SMHS raises hands on haemophilia drugs

SRINAGAR: Medical superintendent SMHS, Dr. Nazir-ul-Hassan, Tuesday said that the hospital lacked funds to purchase drugs to treat haemophilic patients as the patients are dying a slow death, a 12-year-old boy being the latest victim who died two days ago.  

Suffering from hemophilia, Inaam Bhat, 12, from Tral Pulwama breathed his last yesterday after battling the disease for some off ten days at the Haemophilic Centre, SMHS. Bhat died due to internal bleeding for which there was no timely medicine available in the lone centre. Last year also, a 14-year-old boy, Arif Shafi Lone, died under similar circumstances due to the non availability of drugs. Two more patients reportedly had died before for the same reason.

As per a High Court order in 2012, anti-haemophilic drugs must be available in the hospitals round-the-clock for which the government has allocated Rs 1.5 crore as against Rs 5.5 crore sanctioned in the budget.  The money has reportedly not been used for the procurement of vital drugs for haemophilic patients.

“We are some 270 patients registered in Kashmir and the majority of them have permanent disabilities due to chronic bleeding in their joints,” said Asif a haemophilic patient. “The authorities have turned a blind eye towards our miseries. There are no drugs available for patients.” 

As per the reports, out of 90 patients, 45 have contracted hepatitis-C, four, hepatitis-B and one HIV.

“In other countries, such patients can live a normal life,” Asif said. “They can play and can do anything like a normal people but in Kashmir being haemophilic is a curse.”

“Gone are the days when patients would die of haemophilia but over a period of time,” another patient Abid Ahmad said. “Nowadays the treatment is highly advanced and a vast majority of patients are expected to live longer.”

Hemophilia is a group of hereditary genetic disorders that impairs the body’s ability to control blood clotting or coagulation. 

As per WHO parameters about 20000 people are suffering from this disorder in Jammu and Kashmir and the treatment is confined to SMHS and SKIMS only.

The most common treatment given to these patients has been the infusion of fresh frozen plasma (FFP) which has been banned by the world health organization (WHO) as it has led to the cause of Hepatitis-c and other dreadful diseases.

Haematology is not advanced in Kashmir as compared to other states of India. A pathologist diagnoses a haemophilic patient which in turn leads to so many problems. 

Patients are asked to visit GMC for diagnosis and to SKIMS for surgery and at both the places there is no adequate treatment available,” said Mehraj Ahmad, a young haemophilic patient.

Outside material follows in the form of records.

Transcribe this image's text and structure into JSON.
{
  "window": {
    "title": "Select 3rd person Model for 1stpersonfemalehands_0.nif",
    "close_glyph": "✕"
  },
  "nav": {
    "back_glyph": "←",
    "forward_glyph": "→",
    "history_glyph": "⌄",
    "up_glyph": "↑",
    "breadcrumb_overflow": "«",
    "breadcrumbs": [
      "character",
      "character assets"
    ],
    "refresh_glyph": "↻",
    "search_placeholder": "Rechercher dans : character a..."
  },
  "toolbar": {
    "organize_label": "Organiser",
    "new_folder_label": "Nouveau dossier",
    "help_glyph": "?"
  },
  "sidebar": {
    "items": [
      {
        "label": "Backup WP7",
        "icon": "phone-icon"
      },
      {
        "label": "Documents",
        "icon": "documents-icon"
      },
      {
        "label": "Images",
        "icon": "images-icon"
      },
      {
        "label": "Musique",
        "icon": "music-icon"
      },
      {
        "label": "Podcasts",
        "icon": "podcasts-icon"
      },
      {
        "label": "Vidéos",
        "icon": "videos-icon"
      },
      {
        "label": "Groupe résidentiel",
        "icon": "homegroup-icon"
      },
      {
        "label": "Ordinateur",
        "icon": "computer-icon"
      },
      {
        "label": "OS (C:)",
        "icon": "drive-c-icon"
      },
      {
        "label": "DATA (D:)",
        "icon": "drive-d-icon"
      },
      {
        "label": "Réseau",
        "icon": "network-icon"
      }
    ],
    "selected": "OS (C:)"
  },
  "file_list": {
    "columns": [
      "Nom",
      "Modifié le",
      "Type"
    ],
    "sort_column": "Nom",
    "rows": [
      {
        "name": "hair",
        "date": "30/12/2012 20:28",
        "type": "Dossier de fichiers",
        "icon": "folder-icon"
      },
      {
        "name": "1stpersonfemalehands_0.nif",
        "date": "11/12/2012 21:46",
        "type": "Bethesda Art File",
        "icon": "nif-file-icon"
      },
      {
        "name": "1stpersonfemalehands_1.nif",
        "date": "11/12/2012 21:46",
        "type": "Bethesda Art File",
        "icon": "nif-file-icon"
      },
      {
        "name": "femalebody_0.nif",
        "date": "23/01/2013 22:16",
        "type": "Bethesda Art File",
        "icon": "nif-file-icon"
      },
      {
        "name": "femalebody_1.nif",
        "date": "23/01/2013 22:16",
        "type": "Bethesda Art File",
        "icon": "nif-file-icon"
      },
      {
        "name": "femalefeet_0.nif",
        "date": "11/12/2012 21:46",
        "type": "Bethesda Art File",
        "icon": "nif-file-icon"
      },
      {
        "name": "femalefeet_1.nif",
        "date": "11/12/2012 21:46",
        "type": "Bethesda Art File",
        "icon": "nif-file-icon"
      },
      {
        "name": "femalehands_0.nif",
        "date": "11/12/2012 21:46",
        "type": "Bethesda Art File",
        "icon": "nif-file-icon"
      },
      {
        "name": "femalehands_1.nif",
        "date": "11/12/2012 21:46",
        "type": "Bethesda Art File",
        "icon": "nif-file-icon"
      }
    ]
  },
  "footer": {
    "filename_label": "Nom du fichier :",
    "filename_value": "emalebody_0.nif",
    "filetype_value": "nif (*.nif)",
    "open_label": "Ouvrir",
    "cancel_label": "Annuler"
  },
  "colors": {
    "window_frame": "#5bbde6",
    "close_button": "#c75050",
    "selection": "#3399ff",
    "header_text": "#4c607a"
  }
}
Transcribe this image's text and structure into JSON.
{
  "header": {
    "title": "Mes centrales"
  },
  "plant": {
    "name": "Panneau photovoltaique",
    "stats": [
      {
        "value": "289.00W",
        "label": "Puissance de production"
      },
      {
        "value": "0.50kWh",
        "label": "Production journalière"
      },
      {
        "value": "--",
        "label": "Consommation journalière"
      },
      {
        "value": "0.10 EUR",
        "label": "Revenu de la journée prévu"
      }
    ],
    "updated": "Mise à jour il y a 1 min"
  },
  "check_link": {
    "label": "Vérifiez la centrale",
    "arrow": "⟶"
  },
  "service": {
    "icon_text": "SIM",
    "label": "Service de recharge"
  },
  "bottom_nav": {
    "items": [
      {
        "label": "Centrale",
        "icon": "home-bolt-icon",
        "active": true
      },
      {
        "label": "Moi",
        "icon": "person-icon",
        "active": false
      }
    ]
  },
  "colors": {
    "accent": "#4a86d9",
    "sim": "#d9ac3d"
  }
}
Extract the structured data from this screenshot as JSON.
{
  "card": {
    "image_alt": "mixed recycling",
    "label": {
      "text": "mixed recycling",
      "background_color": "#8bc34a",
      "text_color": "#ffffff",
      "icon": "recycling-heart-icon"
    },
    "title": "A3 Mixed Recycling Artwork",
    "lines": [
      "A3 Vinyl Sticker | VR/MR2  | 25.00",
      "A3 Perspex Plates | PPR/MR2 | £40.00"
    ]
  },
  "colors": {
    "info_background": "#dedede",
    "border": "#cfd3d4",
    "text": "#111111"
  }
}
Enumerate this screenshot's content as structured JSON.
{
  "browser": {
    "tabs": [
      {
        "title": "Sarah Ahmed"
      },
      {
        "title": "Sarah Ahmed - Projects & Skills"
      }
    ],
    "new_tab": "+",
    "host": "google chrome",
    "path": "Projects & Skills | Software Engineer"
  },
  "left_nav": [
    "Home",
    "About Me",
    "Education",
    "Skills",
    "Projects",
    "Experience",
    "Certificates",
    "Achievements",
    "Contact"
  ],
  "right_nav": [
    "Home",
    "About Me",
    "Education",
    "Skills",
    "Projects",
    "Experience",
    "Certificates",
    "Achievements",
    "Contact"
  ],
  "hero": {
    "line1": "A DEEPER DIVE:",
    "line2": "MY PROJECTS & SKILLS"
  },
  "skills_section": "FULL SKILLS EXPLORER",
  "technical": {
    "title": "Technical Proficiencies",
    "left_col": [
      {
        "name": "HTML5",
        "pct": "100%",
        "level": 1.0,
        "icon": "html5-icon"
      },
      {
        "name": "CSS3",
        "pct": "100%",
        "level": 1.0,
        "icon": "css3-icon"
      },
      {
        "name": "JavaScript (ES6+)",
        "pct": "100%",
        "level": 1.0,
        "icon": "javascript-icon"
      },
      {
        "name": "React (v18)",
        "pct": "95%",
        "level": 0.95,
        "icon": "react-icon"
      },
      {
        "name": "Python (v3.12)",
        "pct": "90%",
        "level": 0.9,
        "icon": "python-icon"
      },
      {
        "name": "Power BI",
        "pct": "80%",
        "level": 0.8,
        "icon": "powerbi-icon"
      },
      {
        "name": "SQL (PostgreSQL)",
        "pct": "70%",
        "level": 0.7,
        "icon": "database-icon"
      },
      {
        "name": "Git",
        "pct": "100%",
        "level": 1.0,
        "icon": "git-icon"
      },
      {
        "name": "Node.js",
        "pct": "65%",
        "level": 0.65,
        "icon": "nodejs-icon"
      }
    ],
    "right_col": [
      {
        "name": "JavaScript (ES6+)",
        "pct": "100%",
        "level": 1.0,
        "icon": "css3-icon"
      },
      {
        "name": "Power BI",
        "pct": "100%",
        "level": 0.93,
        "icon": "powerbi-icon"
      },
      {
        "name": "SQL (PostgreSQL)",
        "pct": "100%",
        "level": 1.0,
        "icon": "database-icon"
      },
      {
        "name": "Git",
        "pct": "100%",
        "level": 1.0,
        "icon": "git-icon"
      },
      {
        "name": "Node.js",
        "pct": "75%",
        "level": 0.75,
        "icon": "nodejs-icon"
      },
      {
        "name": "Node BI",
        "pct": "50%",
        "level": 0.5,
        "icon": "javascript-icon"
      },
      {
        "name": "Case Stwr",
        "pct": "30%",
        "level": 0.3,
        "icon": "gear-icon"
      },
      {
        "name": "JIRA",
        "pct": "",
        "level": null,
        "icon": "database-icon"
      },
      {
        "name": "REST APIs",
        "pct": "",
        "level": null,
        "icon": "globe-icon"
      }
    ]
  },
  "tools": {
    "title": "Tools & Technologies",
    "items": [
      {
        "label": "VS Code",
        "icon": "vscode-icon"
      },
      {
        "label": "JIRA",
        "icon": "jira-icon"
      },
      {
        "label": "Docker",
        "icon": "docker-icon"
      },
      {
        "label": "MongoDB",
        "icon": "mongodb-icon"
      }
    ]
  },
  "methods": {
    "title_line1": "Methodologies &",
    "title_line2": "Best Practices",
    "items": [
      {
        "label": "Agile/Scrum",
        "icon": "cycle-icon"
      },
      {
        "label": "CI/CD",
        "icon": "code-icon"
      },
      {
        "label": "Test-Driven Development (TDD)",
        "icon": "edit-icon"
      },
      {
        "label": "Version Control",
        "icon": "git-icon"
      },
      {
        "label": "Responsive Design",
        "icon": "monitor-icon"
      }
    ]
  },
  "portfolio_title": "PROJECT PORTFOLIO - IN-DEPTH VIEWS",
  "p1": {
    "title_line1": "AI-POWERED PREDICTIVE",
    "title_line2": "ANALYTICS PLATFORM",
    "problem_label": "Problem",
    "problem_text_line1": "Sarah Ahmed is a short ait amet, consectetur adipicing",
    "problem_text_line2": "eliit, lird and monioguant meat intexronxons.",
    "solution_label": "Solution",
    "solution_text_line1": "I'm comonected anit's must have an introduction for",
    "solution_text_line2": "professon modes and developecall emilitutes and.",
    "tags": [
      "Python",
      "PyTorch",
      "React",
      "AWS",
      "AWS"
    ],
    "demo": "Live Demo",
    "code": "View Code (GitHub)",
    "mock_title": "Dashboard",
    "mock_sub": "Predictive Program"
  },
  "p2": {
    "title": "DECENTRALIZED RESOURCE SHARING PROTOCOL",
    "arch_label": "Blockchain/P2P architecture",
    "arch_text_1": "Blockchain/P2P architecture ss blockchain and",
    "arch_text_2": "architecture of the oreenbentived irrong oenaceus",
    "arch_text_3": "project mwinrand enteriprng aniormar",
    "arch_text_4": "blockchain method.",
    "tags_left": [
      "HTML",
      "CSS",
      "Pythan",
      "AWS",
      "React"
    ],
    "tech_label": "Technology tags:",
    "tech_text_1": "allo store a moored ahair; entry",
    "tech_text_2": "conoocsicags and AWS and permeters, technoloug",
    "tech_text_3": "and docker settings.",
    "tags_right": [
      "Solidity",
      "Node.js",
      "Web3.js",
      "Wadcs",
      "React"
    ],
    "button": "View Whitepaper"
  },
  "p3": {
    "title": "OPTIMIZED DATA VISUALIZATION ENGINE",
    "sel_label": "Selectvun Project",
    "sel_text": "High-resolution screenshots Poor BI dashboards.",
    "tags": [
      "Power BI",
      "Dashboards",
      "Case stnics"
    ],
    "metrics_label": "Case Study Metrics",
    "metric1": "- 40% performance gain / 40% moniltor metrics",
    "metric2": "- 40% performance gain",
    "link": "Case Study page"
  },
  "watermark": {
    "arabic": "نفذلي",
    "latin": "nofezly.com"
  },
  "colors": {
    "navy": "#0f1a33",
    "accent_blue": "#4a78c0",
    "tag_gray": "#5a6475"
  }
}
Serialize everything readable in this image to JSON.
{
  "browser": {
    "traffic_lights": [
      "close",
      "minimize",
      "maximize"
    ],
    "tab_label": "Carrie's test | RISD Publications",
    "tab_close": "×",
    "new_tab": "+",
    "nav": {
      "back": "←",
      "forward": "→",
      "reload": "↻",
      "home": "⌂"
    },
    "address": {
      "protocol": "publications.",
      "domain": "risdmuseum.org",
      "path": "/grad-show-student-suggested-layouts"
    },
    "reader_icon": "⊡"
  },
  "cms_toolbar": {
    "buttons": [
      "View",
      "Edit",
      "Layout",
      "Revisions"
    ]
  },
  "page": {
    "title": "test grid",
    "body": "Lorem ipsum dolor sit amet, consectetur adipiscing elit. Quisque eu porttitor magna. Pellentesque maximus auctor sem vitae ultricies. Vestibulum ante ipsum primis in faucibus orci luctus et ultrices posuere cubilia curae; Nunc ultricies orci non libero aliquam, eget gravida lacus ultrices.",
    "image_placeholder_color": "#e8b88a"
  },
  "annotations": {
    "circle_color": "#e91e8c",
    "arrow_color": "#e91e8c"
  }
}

“The authorities must be booked for criminal negligence for not keeping the availability of drugs in the hospitals,” Doctors Association of Kashmir (DAK) president Dr.Nisar –ul-Choudhary said. “Most patients die due to non availability of drugs in the hospitals.”

Depriving such patients of life saving drugs, he said, amounts to disregarding human life. Haemophilic patients in rest of the world live a normal life but in Kashmir they are dying due to lack of medicines.

“We don’t have funds to procure medicines from outside,” Medical superintendent SMHS, Dr. Nazir Choudhary said. “Unless the government releases funds, we will not be able to provide medical help to these patients.”